Notably, the lowest-level of high-level languages, C.
If, OTOH, you write an app that runs in an interpreted language, that never runs outside the sandbox of the interpreter, which makes a request to get its config from a defined service on another machine, stores its working data on another such machine, and emits its results across the network to another machine, all within one set of, say, Ruby modules, then you don't need to care so much.
This is, vastly reduced and simplified, called the microservices "design pattern".
It is how most modern apps are built — either for the public WWW, or VPNs, or "intranets" not that that word is used any more as everyone has one now. You split it up into chunks as small as possible, because small "Agile" teams can work on each chunk. You farm the chunks out onto VMs, because then, if you do well and have a load spike, you can start more VMs and scale to much much larger workloads.
From Twitter to Instagram, the modern Web is built like this. Instagram, for instance, was built by a team of 3 people, originally in pure Python. They did not own a single server. They deployed not one OS instance. Nothing. EVERYTHING was "in the cloud" running on temporary rented VMs on Amazon EC2.
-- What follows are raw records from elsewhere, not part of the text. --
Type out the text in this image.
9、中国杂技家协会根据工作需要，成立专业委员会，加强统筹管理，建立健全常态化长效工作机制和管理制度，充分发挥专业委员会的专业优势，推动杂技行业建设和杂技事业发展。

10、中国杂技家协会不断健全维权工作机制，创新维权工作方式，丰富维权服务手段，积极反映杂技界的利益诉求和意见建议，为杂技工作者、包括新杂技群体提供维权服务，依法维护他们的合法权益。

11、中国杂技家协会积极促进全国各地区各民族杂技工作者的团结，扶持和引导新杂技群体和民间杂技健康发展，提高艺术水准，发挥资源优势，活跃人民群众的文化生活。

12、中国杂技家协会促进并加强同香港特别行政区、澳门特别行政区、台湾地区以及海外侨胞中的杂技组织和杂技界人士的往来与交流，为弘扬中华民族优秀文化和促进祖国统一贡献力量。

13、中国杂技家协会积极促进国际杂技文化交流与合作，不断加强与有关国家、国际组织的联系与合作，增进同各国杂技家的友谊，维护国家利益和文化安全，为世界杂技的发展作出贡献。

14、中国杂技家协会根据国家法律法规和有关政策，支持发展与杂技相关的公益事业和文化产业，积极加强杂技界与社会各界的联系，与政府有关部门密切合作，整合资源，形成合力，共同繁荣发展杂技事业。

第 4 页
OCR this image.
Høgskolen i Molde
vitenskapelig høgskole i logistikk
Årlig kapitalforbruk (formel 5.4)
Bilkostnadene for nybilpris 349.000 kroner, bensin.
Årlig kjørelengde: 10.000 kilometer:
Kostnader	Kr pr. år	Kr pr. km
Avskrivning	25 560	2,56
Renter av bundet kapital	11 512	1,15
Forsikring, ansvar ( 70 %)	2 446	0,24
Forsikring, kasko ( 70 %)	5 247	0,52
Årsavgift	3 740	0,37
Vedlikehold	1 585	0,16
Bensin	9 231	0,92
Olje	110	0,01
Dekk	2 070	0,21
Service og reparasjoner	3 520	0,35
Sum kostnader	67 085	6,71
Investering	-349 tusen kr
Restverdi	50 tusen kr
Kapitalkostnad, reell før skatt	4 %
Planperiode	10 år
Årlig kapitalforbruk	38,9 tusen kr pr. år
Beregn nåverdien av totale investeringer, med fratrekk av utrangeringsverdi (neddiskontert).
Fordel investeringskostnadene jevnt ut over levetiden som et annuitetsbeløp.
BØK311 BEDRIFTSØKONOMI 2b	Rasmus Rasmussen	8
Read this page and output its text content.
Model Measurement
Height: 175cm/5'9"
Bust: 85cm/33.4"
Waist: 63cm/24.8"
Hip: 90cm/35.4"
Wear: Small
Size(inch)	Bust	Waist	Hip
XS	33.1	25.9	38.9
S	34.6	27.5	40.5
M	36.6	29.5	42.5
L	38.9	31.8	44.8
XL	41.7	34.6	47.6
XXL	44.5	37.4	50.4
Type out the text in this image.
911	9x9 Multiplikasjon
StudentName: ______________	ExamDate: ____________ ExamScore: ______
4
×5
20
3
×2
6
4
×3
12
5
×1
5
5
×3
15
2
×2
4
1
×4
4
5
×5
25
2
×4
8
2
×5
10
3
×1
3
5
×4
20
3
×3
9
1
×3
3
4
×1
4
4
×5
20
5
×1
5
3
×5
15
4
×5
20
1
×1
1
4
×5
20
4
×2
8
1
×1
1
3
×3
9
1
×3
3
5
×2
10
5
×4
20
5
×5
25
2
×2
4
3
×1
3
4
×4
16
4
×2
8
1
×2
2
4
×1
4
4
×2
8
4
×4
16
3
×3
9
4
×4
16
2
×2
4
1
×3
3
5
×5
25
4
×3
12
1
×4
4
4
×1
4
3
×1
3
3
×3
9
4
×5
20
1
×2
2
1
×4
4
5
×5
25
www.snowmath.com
After 1 year they had 14 million users.
This service sold for a billion dollars.
These aren't toy technologies. They're not little prototypes or occasional research projects.
So if you break your architecture down into little fungible boxes, and you don't manually create any of the boxes, you just create new instances in a remote datacenter with automated tools, then…
Firstly, some of the infrastructure that hosts those boxes could be exchanged if it delivered major benefits and the users would never even know.
Secondly, if a slight change to the internal makeup of some of the boxes delivered major improvements — e.g. by using massively less memory, or starting quicker — it would be worth changing the box makeup to save money and improve performance. That is what is driving migration to containers. Rather than lots of Linux hosts with lots of VMs holding more Linux instances, you have a single host with a single kernel and lots of containers, and you save 1GB RAM per instance or something. That adds up very quickly.
So, thirdly, if such relatively modest efficiencies drive big cost savings or performance improvements, then perhaps if you could replace those of your VMs with other ones that run a small set of (probably quite big & complex) Python scripts, say, with a different OS that can run those scripts quicker in a tenth of the RAM, it might be worth some re-tooling.
That's speculative but it's far from impossible.
There is much more to life than compiled languages. A lot of production software today — countless millions of lines — never goes near a compiler. It's written in interpreted "scripting" languages, or ones that run in VMs, or it just calls on off-the-shelf code on other systems which is a vanilla app, straight out of a repo, that just has some config applied.
more recent curiosity.
If one had, for instance, some totally-un-Unix-like OS with a working JVM, or with a working Python interpreter — CPython for compatibility - that
would run a lot of off-the-shelf code for a lot of people.
Old time Unix or Windows hands, when they hear "develop a new app", think of reaching for a compiler or an IDE.
The millennials don't. They start looking for modules of existing code that they can use, stitched together with some Python or Ruby.
No, $NewOS will not replace all uses of Windows or Unix. Don't be silly. But lots of companies aren't running any workloads at all on bare metal any more: it's all in VMs, and what those VMs are hosted on is a matter of convenience or personal preference of the sysadmins. Lots of that is now starting to move to containers instead, because they're smaller and faster to start and stop. Apps are structured as micro services across farms of VMs and are moving to farms of containers instead.
A container can be 10x smaller than a VM and start 100x faster. That's enough to drive adoption.
Well if you can host that container on an OS that's 10x smaller and starts 100x faster, that too might be enough to drive adoption.
You don't need to know how to configure and provision it so long as you can script it with a few lines in an Ansible playbook or a small Puppet file. If the OS has almost no local config because it's only able to run inside a standardised VM, how much setup and config does it need anyway?